Rep. Terence Everitt, D-Wake, introduced House Bill 5 that would make the change effective July 1. On the Senate side, Sen. Don Davis, D-Greene, filed a bill that would require the Department of Public Instruction to study and make recommendations on the concept of raising wages to $15 per hour for the same employees. Both measures are stuck in committees.

The concept of a $15 minimum wage for government workers is not new in the Tar Heel State. In 2018, the Republican-controlled legislature approved a $15 minimum wage for all state government employees. If passed, H.B. 5 would bring school staff to that same level.

Democrats in North Carolina’s more left-leaning cities are also taking action. The Durham County Board of Commissioners, for instance, voted to approve doubling the minimum wage for the county’s classified school employees.

State Democrats at the federal level are taking a more aggressive approach by signing on to legislation to raise the federal minimum wage to $15 on a gradual scale by 2025. This change would apply to private businesses.

“The federal minimum wage has been held hostage at $7.25 for almost 12 years, but you can’t survive on seven twenty-five, especially not during a pandemic,” said U.S. Rep. Alma Adams of North Carolina’s 12th Congressional District. Adams is one of the bill’s co-sponsors.

Critics of raising the minimum wage point out that small businesses are already battered by COVID-19 shutdowns and the sagging economy.

One analysis by the conservative Heritage Foundation estimated that a restaurant with five full-time workers facing a doubled minimum wage would mean an extra $85,800 in wages and employment taxes. With restaurant profit margins in the range of 5%, the added cost would be untenable in normal times, yet alone during the pandemic.

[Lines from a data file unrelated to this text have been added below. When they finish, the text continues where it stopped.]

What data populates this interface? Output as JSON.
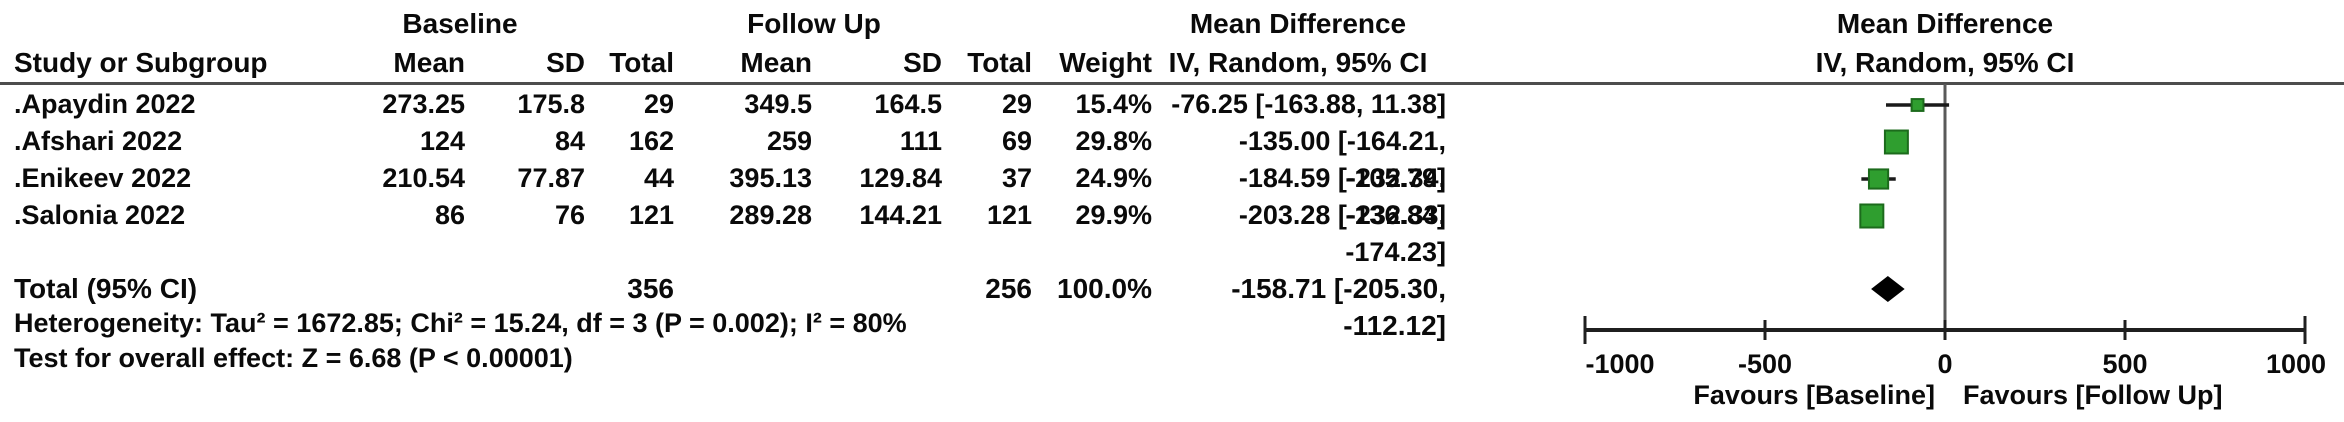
{
  "table": {
    "group_headers": {
      "baseline": "Baseline",
      "followup": "Follow Up"
    },
    "md_text_header": {
      "line1": "Mean Difference",
      "line2": "IV, Random, 95% CI"
    },
    "plot_header": {
      "line1": "Mean Difference",
      "line2": "IV, Random, 95% CI"
    },
    "headers": {
      "study": "Study or Subgroup",
      "b_mean": "Mean",
      "b_sd": "SD",
      "b_total": "Total",
      "f_mean": "Mean",
      "f_sd": "SD",
      "f_total": "Total",
      "weight": "Weight"
    },
    "rows": [
      {
        "study": ".Apaydin 2022",
        "b_mean": "273.25",
        "b_sd": "175.8",
        "b_total": "29",
        "f_mean": "349.5",
        "f_sd": "164.5",
        "f_total": "29",
        "weight": "15.4%",
        "md_ci": "-76.25 [-163.88, 11.38]"
      },
      {
        "study": ".Afshari 2022",
        "b_mean": "124",
        "b_sd": "84",
        "b_total": "162",
        "f_mean": "259",
        "f_sd": "111",
        "f_total": "69",
        "weight": "29.8%",
        "md_ci": "-135.00 [-164.21, -105.79]"
      },
      {
        "study": ".Enikeev 2022",
        "b_mean": "210.54",
        "b_sd": "77.87",
        "b_total": "44",
        "f_mean": "395.13",
        "f_sd": "129.84",
        "f_total": "37",
        "weight": "24.9%",
        "md_ci": "-184.59 [-232.34, -136.84]"
      },
      {
        "study": ".Salonia 2022",
        "b_mean": "86",
        "b_sd": "76",
        "b_total": "121",
        "f_mean": "289.28",
        "f_sd": "144.21",
        "f_total": "121",
        "weight": "29.9%",
        "md_ci": "-203.28 [-232.33, -174.23]"
      }
    ],
    "total_row": {
      "label": "Total (95% CI)",
      "b_total": "356",
      "f_total": "256",
      "weight": "100.0%",
      "md_ci": "-158.71 [-205.30, -112.12]"
    },
    "footnotes": [
      "Heterogeneity: Tau² = 1672.85; Chi² = 15.24, df = 3 (P = 0.002); I² = 80%",
      "Test for overall effect: Z = 6.68 (P < 0.00001)"
    ]
  },
  "chart_data": {
    "type": "forest",
    "effect_label": "Mean Difference",
    "method_label": "IV, Random, 95% CI",
    "studies": [
      {
        "name": ".Apaydin 2022",
        "md": -76.25,
        "ci_low": -163.88,
        "ci_high": 11.38,
        "weight_pct": 15.4
      },
      {
        "name": ".Afshari 2022",
        "md": -135.0,
        "ci_low": -164.21,
        "ci_high": -105.79,
        "weight_pct": 29.8
      },
      {
        "name": ".Enikeev 2022",
        "md": -184.59,
        "ci_low": -232.34,
        "ci_high": -136.84,
        "weight_pct": 24.9
      },
      {
        "name": ".Salonia 2022",
        "md": -203.28,
        "ci_low": -232.33,
        "ci_high": -174.23,
        "weight_pct": 29.9
      }
    ],
    "total": {
      "md": -158.71,
      "ci_low": -205.3,
      "ci_high": -112.12
    },
    "axis": {
      "min": -1000,
      "max": 1000,
      "ticks": [
        -1000,
        -500,
        0,
        500,
        1000
      ],
      "tick_labels": [
        "-1000",
        "-500",
        "0",
        "500",
        "1000"
      ]
    },
    "favours_left": "Favours [Baseline]",
    "favours_right": "Favours [Follow Up]",
    "colors": {
      "marker_fill": "#2f9e2f",
      "marker_border": "#1c6b1c",
      "ci_line": "#1a1a1a",
      "diamond": "#000000",
      "zero_line": "#5a5a5a",
      "axis_line": "#1f1f1f"
    }
  }
}
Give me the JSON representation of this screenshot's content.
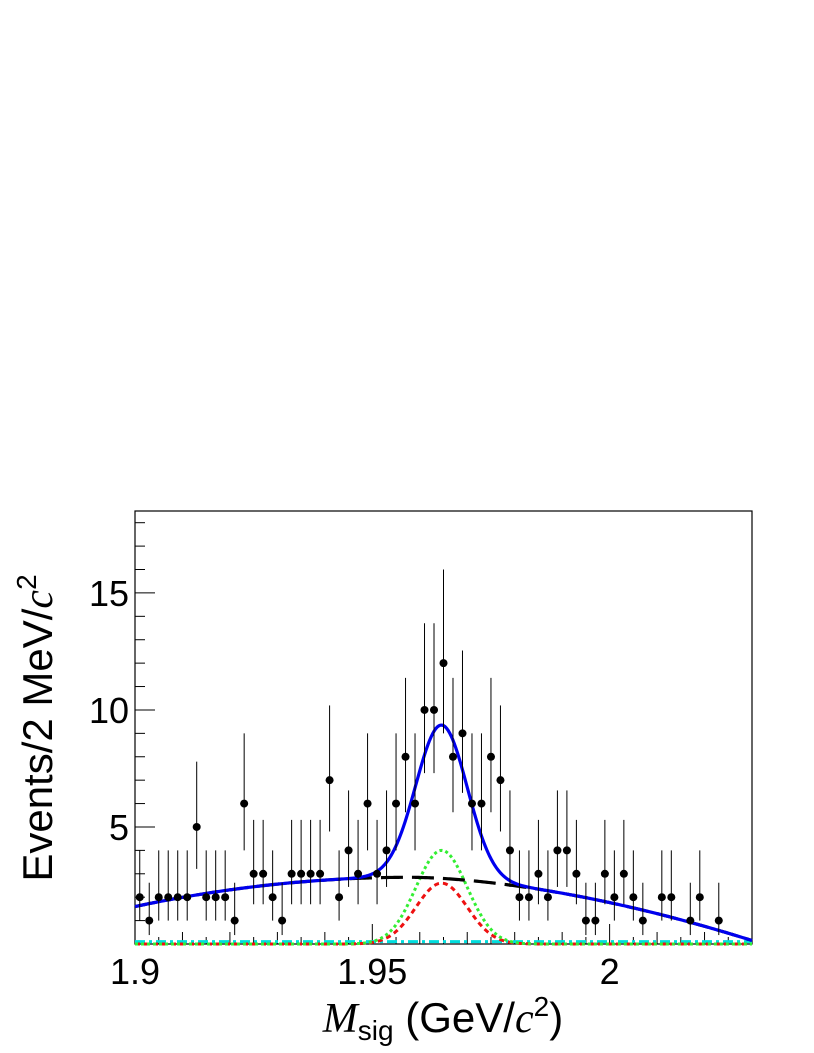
{
  "chart_data": {
    "type": "scatter",
    "xlabel": {
      "var": "M",
      "sub": "sig",
      "unit_open": " (GeV/",
      "unit_var": "c",
      "unit_sup": "2",
      "unit_close": ")"
    },
    "ylabel": {
      "text": "Events/2 MeV/",
      "var": "c",
      "sup": "2"
    },
    "xlim": [
      1.9,
      2.03
    ],
    "ylim": [
      0,
      18.5
    ],
    "xticks": [
      1.9,
      1.95,
      2.0
    ],
    "xtick_labels": [
      "1.9",
      "1.95",
      "2"
    ],
    "yticks": [
      5,
      10,
      15
    ],
    "ytick_labels": [
      "5",
      "10",
      "15"
    ],
    "grid": false,
    "legend": "none",
    "colors": {
      "data": "#000000",
      "total_fit": "#0000ee",
      "background": "#000000",
      "signal_green": "#33ee33",
      "signal_red": "#ee1111",
      "peaking_cyan": "#00dddd"
    },
    "series": [
      {
        "kind": "data-points",
        "x": [
          1.901,
          1.903,
          1.905,
          1.907,
          1.909,
          1.911,
          1.913,
          1.915,
          1.917,
          1.919,
          1.921,
          1.923,
          1.925,
          1.927,
          1.929,
          1.931,
          1.933,
          1.935,
          1.937,
          1.939,
          1.941,
          1.943,
          1.945,
          1.947,
          1.949,
          1.951,
          1.953,
          1.955,
          1.957,
          1.959,
          1.961,
          1.963,
          1.965,
          1.967,
          1.969,
          1.971,
          1.973,
          1.975,
          1.977,
          1.979,
          1.981,
          1.983,
          1.985,
          1.987,
          1.989,
          1.991,
          1.993,
          1.995,
          1.997,
          1.999,
          2.001,
          2.003,
          2.005,
          2.007,
          2.011,
          2.013,
          2.017,
          2.019,
          2.023
        ],
        "y": [
          2,
          1,
          2,
          2,
          2,
          2,
          5,
          2,
          2,
          2,
          1,
          6,
          3,
          3,
          2,
          1,
          3,
          3,
          3,
          3,
          7,
          2,
          4,
          3,
          6,
          3,
          4,
          6,
          8,
          6,
          10,
          10,
          12,
          8,
          9,
          6,
          6,
          8,
          7,
          4,
          2,
          2,
          3,
          2,
          4,
          4,
          3,
          1,
          1,
          3,
          2,
          3,
          2,
          1,
          2,
          2,
          1,
          2,
          1
        ]
      },
      {
        "kind": "total-fit",
        "style": "solid"
      },
      {
        "kind": "background",
        "style": "dashed"
      },
      {
        "kind": "signal-component",
        "style": "dotted",
        "color": "green"
      },
      {
        "kind": "signal-component",
        "style": "dotted",
        "color": "red"
      },
      {
        "kind": "flat-component",
        "style": "dash-dot",
        "color": "cyan"
      }
    ],
    "model": {
      "signal_mean": 1.9646,
      "signal_sigma": 0.0054,
      "green_peak": 4.0,
      "red_peak": 2.6,
      "total_signal_peak": 6.55,
      "bkg_at_xmin": 1.6,
      "bkg_max": 2.85,
      "bkg_max_at": 1.958,
      "bkg_at_xmax": 0.15,
      "cyan_level": 0.1
    }
  }
}
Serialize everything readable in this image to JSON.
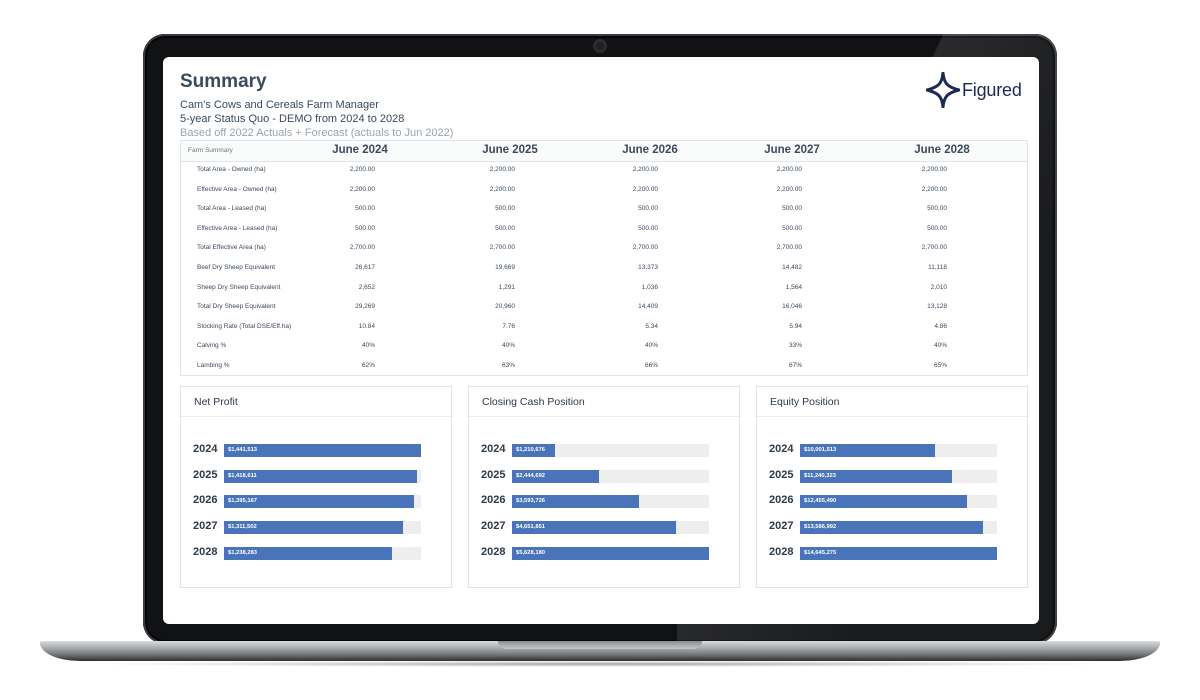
{
  "header": {
    "title": "Summary",
    "farm_manager": "Cam's Cows and Cereals Farm Manager",
    "scenario": "5-year Status Quo - DEMO from 2024 to 2028",
    "basis": "Based off 2022 Actuals + Forecast (actuals to Jun 2022)"
  },
  "logo": {
    "text": "Figured",
    "icon": "figured-star-logo",
    "color": "#1c2a56"
  },
  "table": {
    "corner_label": "Farm Summary",
    "columns": [
      "June 2024",
      "June 2025",
      "June 2026",
      "June 2027",
      "June 2028"
    ],
    "rows": [
      {
        "label": "Total Area - Owned (ha)",
        "values": [
          "2,200.00",
          "2,200.00",
          "2,200.00",
          "2,200.00",
          "2,200.00"
        ]
      },
      {
        "label": "Effective Area - Owned (ha)",
        "values": [
          "2,200.00",
          "2,200.00",
          "2,200.00",
          "2,200.00",
          "2,200.00"
        ]
      },
      {
        "label": "Total Area - Leased (ha)",
        "values": [
          "500.00",
          "500.00",
          "500.00",
          "500.00",
          "500.00"
        ]
      },
      {
        "label": "Effective Area - Leased (ha)",
        "values": [
          "500.00",
          "500.00",
          "500.00",
          "500.00",
          "500.00"
        ]
      },
      {
        "label": "Total Effective Area (ha)",
        "values": [
          "2,700.00",
          "2,700.00",
          "2,700.00",
          "2,700.00",
          "2,700.00"
        ]
      },
      {
        "label": "Beef Dry Sheep Equivalent",
        "values": [
          "26,617",
          "19,669",
          "13,373",
          "14,482",
          "11,118"
        ]
      },
      {
        "label": "Sheep Dry Sheep Equivalent",
        "values": [
          "2,652",
          "1,291",
          "1,036",
          "1,564",
          "2,010"
        ]
      },
      {
        "label": "Total Dry Sheep Equivalent",
        "values": [
          "29,269",
          "20,960",
          "14,409",
          "16,046",
          "13,128"
        ]
      },
      {
        "label": "Stocking Rate (Total DSE/Eff.ha)",
        "values": [
          "10.84",
          "7.76",
          "5.34",
          "5.94",
          "4.86"
        ]
      },
      {
        "label": "Calving %",
        "values": [
          "40%",
          "40%",
          "40%",
          "33%",
          "40%"
        ]
      },
      {
        "label": "Lambing %",
        "values": [
          "62%",
          "63%",
          "66%",
          "67%",
          "65%"
        ]
      }
    ]
  },
  "colors": {
    "bar": "#4a74b9",
    "track": "#eeeeef",
    "heading": "#3b4a5c"
  },
  "cards": [
    {
      "title": "Net Profit",
      "bars": [
        {
          "year": "2024",
          "label": "$1,441,513",
          "value": 1441513,
          "fraction": 1.0
        },
        {
          "year": "2025",
          "label": "$1,418,611",
          "value": 1418611,
          "fraction": 0.98
        },
        {
          "year": "2026",
          "label": "$1,395,167",
          "value": 1395167,
          "fraction": 0.965
        },
        {
          "year": "2027",
          "label": "$1,311,502",
          "value": 1311502,
          "fraction": 0.91
        },
        {
          "year": "2028",
          "label": "$1,238,283",
          "value": 1238283,
          "fraction": 0.855
        }
      ]
    },
    {
      "title": "Closing Cash Position",
      "bars": [
        {
          "year": "2024",
          "label": "$1,210,676",
          "value": 1210676,
          "fraction": 0.22
        },
        {
          "year": "2025",
          "label": "$2,444,692",
          "value": 2444692,
          "fraction": 0.44
        },
        {
          "year": "2026",
          "label": "$3,593,726",
          "value": 3593726,
          "fraction": 0.645
        },
        {
          "year": "2027",
          "label": "$4,651,851",
          "value": 4651851,
          "fraction": 0.835
        },
        {
          "year": "2028",
          "label": "$5,628,180",
          "value": 5628180,
          "fraction": 1.0
        }
      ]
    },
    {
      "title": "Equity Position",
      "bars": [
        {
          "year": "2024",
          "label": "$10,001,513",
          "value": 10001513,
          "fraction": 0.685
        },
        {
          "year": "2025",
          "label": "$11,240,323",
          "value": 11240323,
          "fraction": 0.77
        },
        {
          "year": "2026",
          "label": "$12,455,490",
          "value": 12455490,
          "fraction": 0.85
        },
        {
          "year": "2027",
          "label": "$13,586,992",
          "value": 13586992,
          "fraction": 0.93
        },
        {
          "year": "2028",
          "label": "$14,645,275",
          "value": 14645275,
          "fraction": 1.0
        }
      ]
    }
  ]
}
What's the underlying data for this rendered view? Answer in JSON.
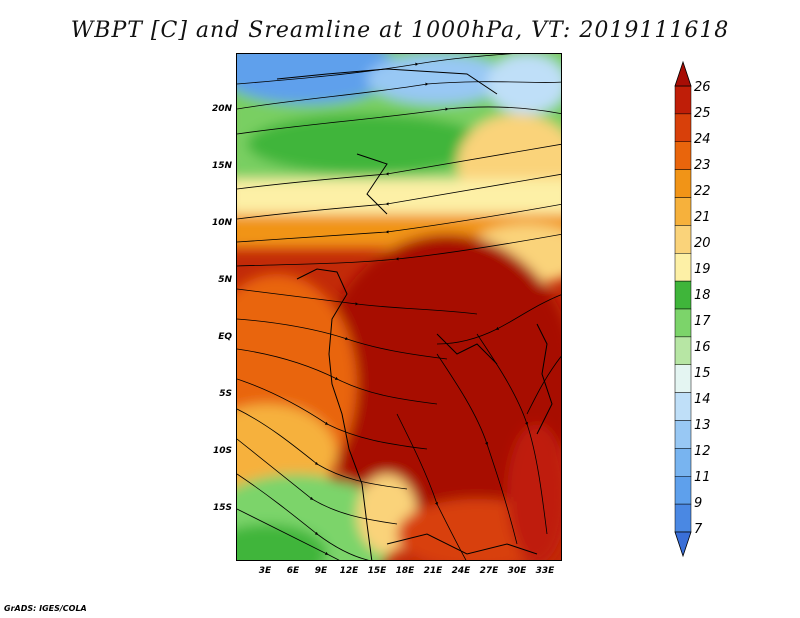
{
  "title": "WBPT [C] and Sreamline at 1000hPa, VT: 2019111618",
  "credit": "GrADS: IGES/COLA",
  "map": {
    "lat_labels": [
      "20N",
      "15N",
      "10N",
      "5N",
      "EQ",
      "5S",
      "10S",
      "15S"
    ],
    "lon_labels": [
      "3E",
      "6E",
      "9E",
      "12E",
      "15E",
      "18E",
      "21E",
      "24E",
      "27E",
      "30E",
      "33E"
    ]
  },
  "colorbar": {
    "labels": [
      "7",
      "9",
      "11",
      "12",
      "13",
      "14",
      "15",
      "16",
      "17",
      "18",
      "19",
      "20",
      "21",
      "22",
      "23",
      "24",
      "25",
      "26"
    ],
    "colors": [
      "#3a6fd8",
      "#4a88e3",
      "#5ea0ec",
      "#78b4f0",
      "#98c8f4",
      "#bfdff8",
      "#e4f5f2",
      "#b7e6a4",
      "#7cd46a",
      "#3fb53a",
      "#fdf0a6",
      "#fad37a",
      "#f6b13c",
      "#f19417",
      "#e9650c",
      "#d8400a",
      "#bf1e08",
      "#a70d05"
    ]
  }
}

A new paper from scholars David Neumark and Peter Shirley reviewed all existing research on the effects of minimum wage hikes and found that such increases were generally bad for employees, especially those with lower skills such as teens, young adults, and the less educated.

“Private employers that have to earn money from customers must make choices: Whether to replace labor with capital, cut workers alone, or raise prices,” said Joseph Colleti, senior fellow for fiscal studies with the John Locke Foundation. “Low-skill workers often end up losing their jobs and unemployed people with low skills have a harder time finding work.”

David Bass is a freelance writer for Carolina Journal.